Being mixed gives me a unique perspective to see race from outside of socially constructed meanings. I shed light on areas most people aren’t aware of so we can make new, healthier meanings. 

For us lighter skinned folks, whether we’re white or of color, we need to start sharing our advantages. Provide opportunities and support for those who’ve had to deal with extra challenges because of their darker skin color. 

We need to check our assumptions about people based on race and ethnicity. Understand that every person is unique. There is no “they are all like this” because “they” is a completely made up social construct. 

I’m not saying race doesn’t exist. Yes it does. 

I’m also not saying we should all be the same and treat each other like we don’t “see color.” That would dishonor the rich cultural diversity that we all bring. 

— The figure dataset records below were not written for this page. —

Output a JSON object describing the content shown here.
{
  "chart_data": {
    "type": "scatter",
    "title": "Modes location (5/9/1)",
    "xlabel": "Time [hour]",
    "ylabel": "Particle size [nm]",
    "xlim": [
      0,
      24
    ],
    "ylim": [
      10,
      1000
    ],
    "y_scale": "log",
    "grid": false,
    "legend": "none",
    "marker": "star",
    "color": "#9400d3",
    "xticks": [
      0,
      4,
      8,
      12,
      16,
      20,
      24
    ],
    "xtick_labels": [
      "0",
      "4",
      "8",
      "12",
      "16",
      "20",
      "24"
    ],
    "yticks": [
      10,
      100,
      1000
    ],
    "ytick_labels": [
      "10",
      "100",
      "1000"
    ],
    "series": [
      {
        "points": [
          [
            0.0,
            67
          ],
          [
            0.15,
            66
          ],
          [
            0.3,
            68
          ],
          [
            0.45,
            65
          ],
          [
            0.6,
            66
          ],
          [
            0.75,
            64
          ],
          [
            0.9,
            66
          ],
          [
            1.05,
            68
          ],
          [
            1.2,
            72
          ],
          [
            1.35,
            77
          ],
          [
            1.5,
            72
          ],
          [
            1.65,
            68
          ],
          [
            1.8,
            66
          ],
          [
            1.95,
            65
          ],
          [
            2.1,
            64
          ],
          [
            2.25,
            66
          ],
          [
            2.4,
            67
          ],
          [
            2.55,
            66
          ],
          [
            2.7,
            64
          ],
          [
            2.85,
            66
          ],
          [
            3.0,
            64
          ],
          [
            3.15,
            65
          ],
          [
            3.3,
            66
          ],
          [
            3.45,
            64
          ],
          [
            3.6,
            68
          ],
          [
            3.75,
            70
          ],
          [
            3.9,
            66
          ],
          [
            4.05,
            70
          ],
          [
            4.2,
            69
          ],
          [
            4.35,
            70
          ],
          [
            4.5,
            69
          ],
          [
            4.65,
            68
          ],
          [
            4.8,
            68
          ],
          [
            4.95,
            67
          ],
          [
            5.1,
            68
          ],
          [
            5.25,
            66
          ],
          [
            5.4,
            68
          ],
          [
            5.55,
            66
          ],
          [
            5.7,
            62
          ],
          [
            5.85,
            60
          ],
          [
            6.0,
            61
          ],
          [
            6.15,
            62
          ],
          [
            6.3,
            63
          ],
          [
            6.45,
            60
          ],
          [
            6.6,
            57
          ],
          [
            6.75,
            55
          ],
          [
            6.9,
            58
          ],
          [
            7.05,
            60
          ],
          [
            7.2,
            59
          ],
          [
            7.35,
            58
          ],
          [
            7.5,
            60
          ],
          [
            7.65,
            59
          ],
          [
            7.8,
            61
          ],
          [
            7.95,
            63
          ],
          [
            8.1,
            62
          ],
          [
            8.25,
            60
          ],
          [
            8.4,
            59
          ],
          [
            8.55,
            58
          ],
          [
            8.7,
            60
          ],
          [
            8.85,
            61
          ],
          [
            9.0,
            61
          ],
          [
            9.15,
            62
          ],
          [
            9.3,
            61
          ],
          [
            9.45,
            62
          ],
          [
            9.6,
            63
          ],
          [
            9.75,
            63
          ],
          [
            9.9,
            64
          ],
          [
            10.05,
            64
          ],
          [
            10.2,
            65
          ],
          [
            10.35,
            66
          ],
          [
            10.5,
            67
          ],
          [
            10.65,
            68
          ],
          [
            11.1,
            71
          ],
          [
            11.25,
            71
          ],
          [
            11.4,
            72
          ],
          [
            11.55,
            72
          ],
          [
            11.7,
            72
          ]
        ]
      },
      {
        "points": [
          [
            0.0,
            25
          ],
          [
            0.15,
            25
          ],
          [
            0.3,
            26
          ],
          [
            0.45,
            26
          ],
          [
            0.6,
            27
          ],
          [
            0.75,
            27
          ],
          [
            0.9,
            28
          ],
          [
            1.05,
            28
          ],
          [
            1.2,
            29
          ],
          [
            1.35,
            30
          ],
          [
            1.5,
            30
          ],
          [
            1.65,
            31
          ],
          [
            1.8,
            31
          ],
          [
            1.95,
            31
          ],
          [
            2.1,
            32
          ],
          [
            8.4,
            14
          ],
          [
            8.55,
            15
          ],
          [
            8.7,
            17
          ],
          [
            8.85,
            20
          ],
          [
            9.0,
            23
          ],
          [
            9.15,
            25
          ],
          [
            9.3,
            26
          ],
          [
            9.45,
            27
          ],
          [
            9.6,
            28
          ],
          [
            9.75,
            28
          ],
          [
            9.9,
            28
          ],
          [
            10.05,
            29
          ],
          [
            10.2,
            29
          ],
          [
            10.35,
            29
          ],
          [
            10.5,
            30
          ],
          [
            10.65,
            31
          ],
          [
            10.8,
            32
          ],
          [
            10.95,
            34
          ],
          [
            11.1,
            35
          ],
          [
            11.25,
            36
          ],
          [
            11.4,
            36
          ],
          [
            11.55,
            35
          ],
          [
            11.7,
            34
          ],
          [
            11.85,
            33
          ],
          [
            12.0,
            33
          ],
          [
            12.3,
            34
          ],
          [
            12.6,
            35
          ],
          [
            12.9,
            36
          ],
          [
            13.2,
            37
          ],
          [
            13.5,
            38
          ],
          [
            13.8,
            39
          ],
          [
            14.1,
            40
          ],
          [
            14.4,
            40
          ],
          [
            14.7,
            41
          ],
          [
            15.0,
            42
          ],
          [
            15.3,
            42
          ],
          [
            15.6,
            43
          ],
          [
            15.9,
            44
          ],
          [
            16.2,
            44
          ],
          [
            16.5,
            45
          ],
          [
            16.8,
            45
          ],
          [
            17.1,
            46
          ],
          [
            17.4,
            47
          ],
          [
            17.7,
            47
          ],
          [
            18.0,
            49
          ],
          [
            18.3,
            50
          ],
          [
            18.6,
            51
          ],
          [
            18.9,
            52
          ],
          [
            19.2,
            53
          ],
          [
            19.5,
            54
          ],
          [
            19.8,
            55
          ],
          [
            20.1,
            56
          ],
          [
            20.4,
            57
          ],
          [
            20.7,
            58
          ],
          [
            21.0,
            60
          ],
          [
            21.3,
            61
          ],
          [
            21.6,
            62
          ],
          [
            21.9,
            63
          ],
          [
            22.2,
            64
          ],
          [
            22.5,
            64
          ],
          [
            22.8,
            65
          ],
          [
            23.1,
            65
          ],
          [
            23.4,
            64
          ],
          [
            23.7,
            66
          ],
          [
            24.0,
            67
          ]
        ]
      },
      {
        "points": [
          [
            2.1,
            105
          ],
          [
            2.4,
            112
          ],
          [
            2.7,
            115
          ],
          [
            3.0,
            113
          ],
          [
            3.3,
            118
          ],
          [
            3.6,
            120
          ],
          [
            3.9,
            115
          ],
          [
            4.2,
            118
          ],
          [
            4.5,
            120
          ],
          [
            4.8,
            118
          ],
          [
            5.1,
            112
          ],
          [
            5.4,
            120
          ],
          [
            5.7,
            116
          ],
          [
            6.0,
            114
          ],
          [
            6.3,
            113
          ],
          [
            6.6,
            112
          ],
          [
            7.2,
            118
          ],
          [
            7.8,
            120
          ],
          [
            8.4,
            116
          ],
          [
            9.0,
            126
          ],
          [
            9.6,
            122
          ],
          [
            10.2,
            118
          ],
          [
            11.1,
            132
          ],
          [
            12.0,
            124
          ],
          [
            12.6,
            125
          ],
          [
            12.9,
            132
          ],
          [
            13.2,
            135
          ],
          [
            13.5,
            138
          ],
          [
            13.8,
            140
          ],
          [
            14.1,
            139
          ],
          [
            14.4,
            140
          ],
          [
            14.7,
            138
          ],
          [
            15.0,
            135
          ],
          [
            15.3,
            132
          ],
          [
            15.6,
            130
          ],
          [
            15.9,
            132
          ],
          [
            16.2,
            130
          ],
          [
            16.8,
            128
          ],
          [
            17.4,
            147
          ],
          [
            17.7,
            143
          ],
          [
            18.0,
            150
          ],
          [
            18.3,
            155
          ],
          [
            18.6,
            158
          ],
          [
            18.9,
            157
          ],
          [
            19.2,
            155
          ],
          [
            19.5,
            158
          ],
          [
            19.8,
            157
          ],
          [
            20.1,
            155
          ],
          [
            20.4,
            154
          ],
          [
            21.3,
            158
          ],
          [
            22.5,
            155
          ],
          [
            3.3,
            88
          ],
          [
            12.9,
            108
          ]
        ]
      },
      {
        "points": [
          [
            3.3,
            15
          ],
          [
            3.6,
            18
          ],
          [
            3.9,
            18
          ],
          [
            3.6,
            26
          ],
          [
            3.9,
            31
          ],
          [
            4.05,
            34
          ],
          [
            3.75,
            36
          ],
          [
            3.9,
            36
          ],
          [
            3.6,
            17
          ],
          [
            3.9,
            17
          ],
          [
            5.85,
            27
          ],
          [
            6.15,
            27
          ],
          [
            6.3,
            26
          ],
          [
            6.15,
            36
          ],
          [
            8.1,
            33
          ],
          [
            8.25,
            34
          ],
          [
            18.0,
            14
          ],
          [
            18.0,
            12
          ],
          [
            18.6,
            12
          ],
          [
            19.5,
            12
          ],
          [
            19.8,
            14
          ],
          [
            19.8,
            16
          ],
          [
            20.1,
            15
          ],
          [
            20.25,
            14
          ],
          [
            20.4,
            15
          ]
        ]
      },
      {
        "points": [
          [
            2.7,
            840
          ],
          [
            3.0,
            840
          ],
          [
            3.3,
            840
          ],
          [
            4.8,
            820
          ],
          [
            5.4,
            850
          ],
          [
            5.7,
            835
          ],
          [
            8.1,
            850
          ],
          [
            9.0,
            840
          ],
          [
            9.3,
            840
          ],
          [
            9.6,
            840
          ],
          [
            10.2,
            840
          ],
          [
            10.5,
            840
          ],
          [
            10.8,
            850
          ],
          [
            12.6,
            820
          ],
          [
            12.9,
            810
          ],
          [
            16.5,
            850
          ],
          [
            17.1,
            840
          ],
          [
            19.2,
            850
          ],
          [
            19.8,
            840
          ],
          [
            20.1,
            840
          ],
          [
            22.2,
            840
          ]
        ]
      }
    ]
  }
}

Yeah let’s have lots of color in our world. I’m a big fan of mixing races because it brings us closer. We open our minds and hearts more when we join in the same families. 

Instead of relating to someone as a “person of color,” get curious with them. Ask them about their heritage, where their ancestors came from. 

Think about it...would you like to just be seen as white, with your unique ethnic background disregarded? Probably not because “white” is an oversimplified ambiguous category too. 

Let’s honor each other for our specific unique backgrounds. Let’s celebrate our differences. And let’s lift each other up with generosity.